3. The prosecution case in short is that on 6.12.1987 at about 5. p.m., the informant was going to Mariumtoli along with his son and son-in-law. As soon as he reached in Murkela village the accused person was standing having rod in his hand and told the informant to leave Chirgaon village otherwise he threatened to kill him and his entire family. In the meantime the accused person assaulted the informant's son with rod on his head and near his mouth as a result he sustained bleeding injuries on his head and lips. When the informant and his son-in- law went to save him the accused also assaulted them with rod on their head, left leg and hand, as a result of which

they also sustained bleeding injuries. On the raising hulla the villagers came there and the accused person fled away.

On the basis of the said fardbeyan, the instant case was registered for the offence under Sections 341, 323, and 307 of the IPC and after investigation police submitted charge-sheet for the aforesaid sections including 325 of the IPC. Accordingly, charge was framed against the petitioner for which he pleaded not guilty and claimed to be tried and finally he was convicted.

4. At the outset, Mr. K.S. Nanda, learned counsel for the petitioner submits that the petitioner is not habitual offender and due to village politics the same has happened. Now the petitioner is aged about 76 years and he also remained in custody for 97 days; as such, he is confining his prayer only on the question of sentence and since the petitioner is now an aged person; sending him back to jail at this stage even for short period will hamper the entire family; as such the sentence may be modified in lieu of fine.

5. Learned counsel for the State supported the judgments and submits that there is no error in the finding given by the courts below. As such, the conviction cannot be set aside, however the sentence may be modified in lieu of fine.

6. After going through the impugned judgment including the lower court records and keeping in mind the limited submissions of the learned counsel for the petitioner and also the scope of revision jurisdiction, I am not inclined to interfere with the finding of the courts below and as such the judgment of conviction passed by the learned trial court and upheld by the learned appellate court is, hereby, sustained.

7. However, so far as sentence is concerned, it is apparent from record that the incident is of the year 1987 and about 35 years have elapsed and the petitioner must have suffered the rigors of litigation for the last 35 years. It is not stated that the petitioner has ever misused the

privilege of bail and he also remained in custody for 97 days.

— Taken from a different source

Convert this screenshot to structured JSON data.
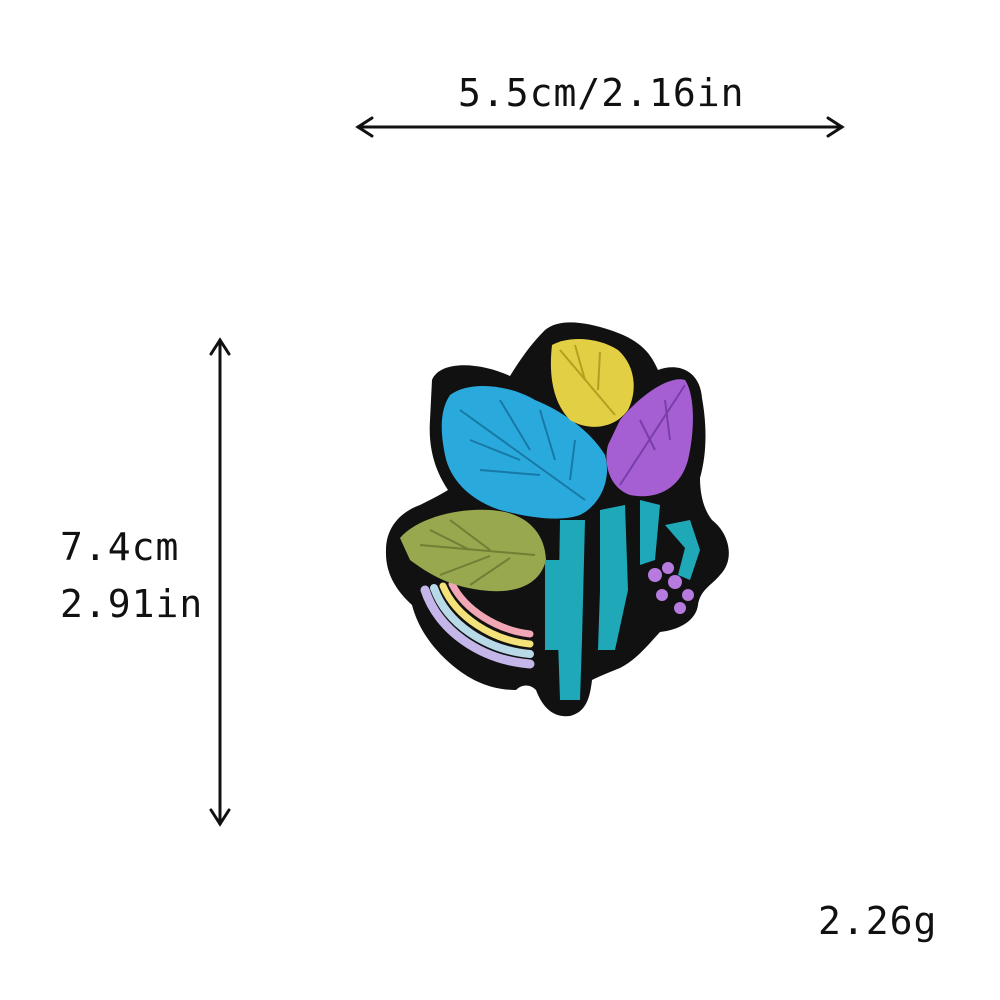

8. In a situation of this nature, I am of the opinion that no fruitful purpose would be served by sending the petitioner/convict back to prison; rather interest of justice would be sufficed if the sentence is modified in lieu of fine.

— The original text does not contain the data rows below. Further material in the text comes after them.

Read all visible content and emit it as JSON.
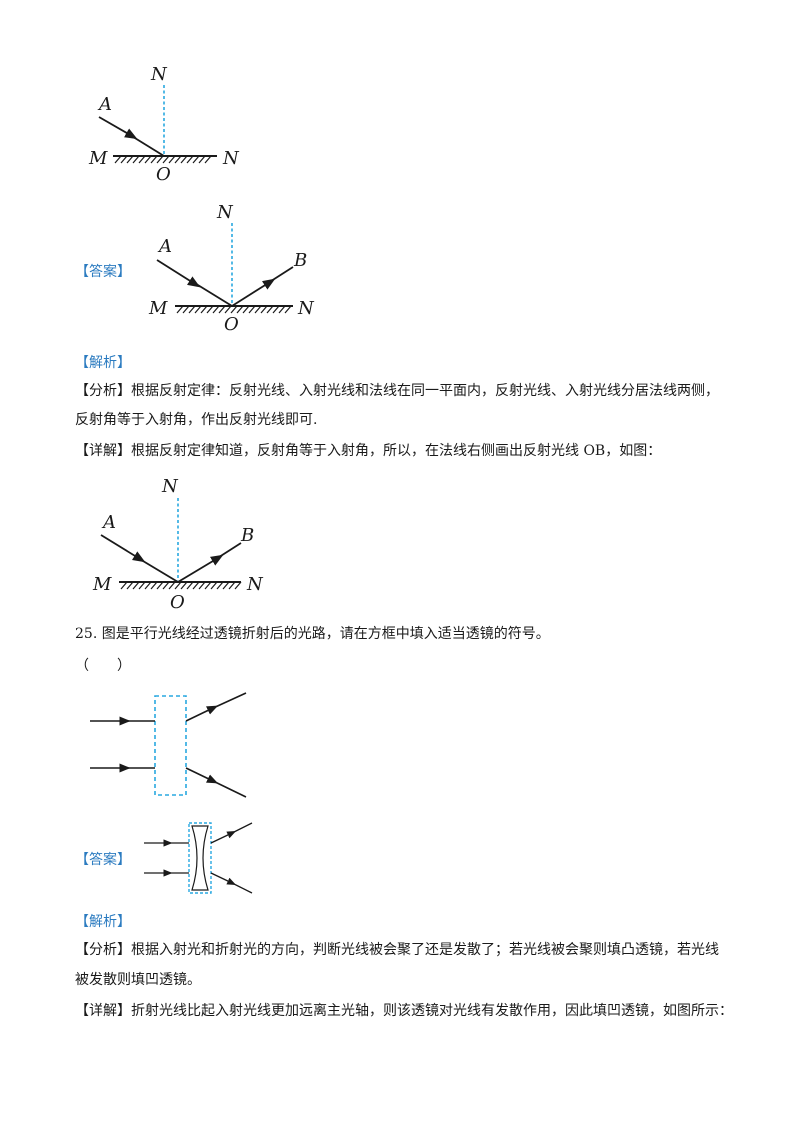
{
  "fig1": {
    "normal_top": "N",
    "incident": "A",
    "left_surface": "M",
    "right_surface": "N",
    "origin": "O"
  },
  "answer1": {
    "tag": "【答案】",
    "fig": {
      "normal_top": "N",
      "incident": "A",
      "reflected": "B",
      "left_surface": "M",
      "right_surface": "N",
      "origin": "O"
    }
  },
  "analysis1": {
    "tag": "【解析】",
    "analysis_tag": "【分析】",
    "analysis_line1": "根据反射定律：反射光线、入射光线和法线在同一平面内，反射光线、入射光线分居法线两侧，",
    "analysis_line2": "反射角等于入射角，作出反射光线即可.",
    "detail_tag": "【详解】",
    "detail_text": "根据反射定律知道，反射角等于入射角，所以，在法线右侧画出反射光线 OB，如图："
  },
  "fig3": {
    "normal_top": "N",
    "incident": "A",
    "reflected": "B",
    "left_surface": "M",
    "right_surface": "N",
    "origin": "O"
  },
  "q25": {
    "number": "25.",
    "text": "图是平行光线经过透镜折射后的光路，请在方框中填入适当透镜的符号。",
    "blank": "（　　）"
  },
  "answer2": {
    "tag": "【答案】"
  },
  "analysis2": {
    "tag": "【解析】",
    "analysis_tag": "【分析】",
    "analysis_line1": "根据入射光和折射光的方向，判断光线被会聚了还是发散了；若光线被会聚则填凸透镜，若光线",
    "analysis_line2": "被发散则填凹透镜。",
    "detail_tag": "【详解】",
    "detail_text": "折射光线比起入射光线更加远离主光轴，则该透镜对光线有发散作用，因此填凹透镜，如图所示："
  },
  "colors": {
    "tag_blue": "#2b7bc0",
    "dashed_blue": "#29a8e0",
    "ink": "#1a1a1a"
  }
}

9. Thus, the sentence passed by the trial court and upheld by the appellate court is, hereby, modified to the extent that the petitioner is sentenced to undergo for the period already undergone, subject to the payment of fine of Rs. 10,000/-.

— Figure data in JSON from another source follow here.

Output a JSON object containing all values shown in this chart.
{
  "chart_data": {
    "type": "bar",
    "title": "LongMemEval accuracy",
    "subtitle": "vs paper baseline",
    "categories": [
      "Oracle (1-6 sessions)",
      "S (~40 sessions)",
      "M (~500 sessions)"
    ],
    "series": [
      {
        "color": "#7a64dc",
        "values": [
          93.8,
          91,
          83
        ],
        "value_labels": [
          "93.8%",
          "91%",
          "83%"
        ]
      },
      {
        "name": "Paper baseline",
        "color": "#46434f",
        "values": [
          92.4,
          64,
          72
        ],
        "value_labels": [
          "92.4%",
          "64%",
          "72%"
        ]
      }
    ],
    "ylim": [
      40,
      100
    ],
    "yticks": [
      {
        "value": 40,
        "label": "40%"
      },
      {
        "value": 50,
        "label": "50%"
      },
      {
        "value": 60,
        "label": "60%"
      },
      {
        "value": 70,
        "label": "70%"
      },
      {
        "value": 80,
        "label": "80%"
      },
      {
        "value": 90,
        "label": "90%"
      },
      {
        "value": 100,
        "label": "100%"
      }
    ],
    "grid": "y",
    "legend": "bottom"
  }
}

10. It is made clear that petitioner shall pay the aforesaid fine within a period of 4 months from today before the court below, Gumla; failing which he shall serve rest of the sentence as ordered by the learned Court below.

11. With the aforesaid observations, directions and modification in sentence only, the instant criminal revision application is disposed of.

12. The petitioner shall be discharged from the liability of his bail bond, subject to fulfillment of aforesaid condition.

13. Let a copy of this order be communicated to the court below and also to the petitioner through the officer- in-charge of concerned police station.

14. Let the lower court record be sent to the court concerned forthwith.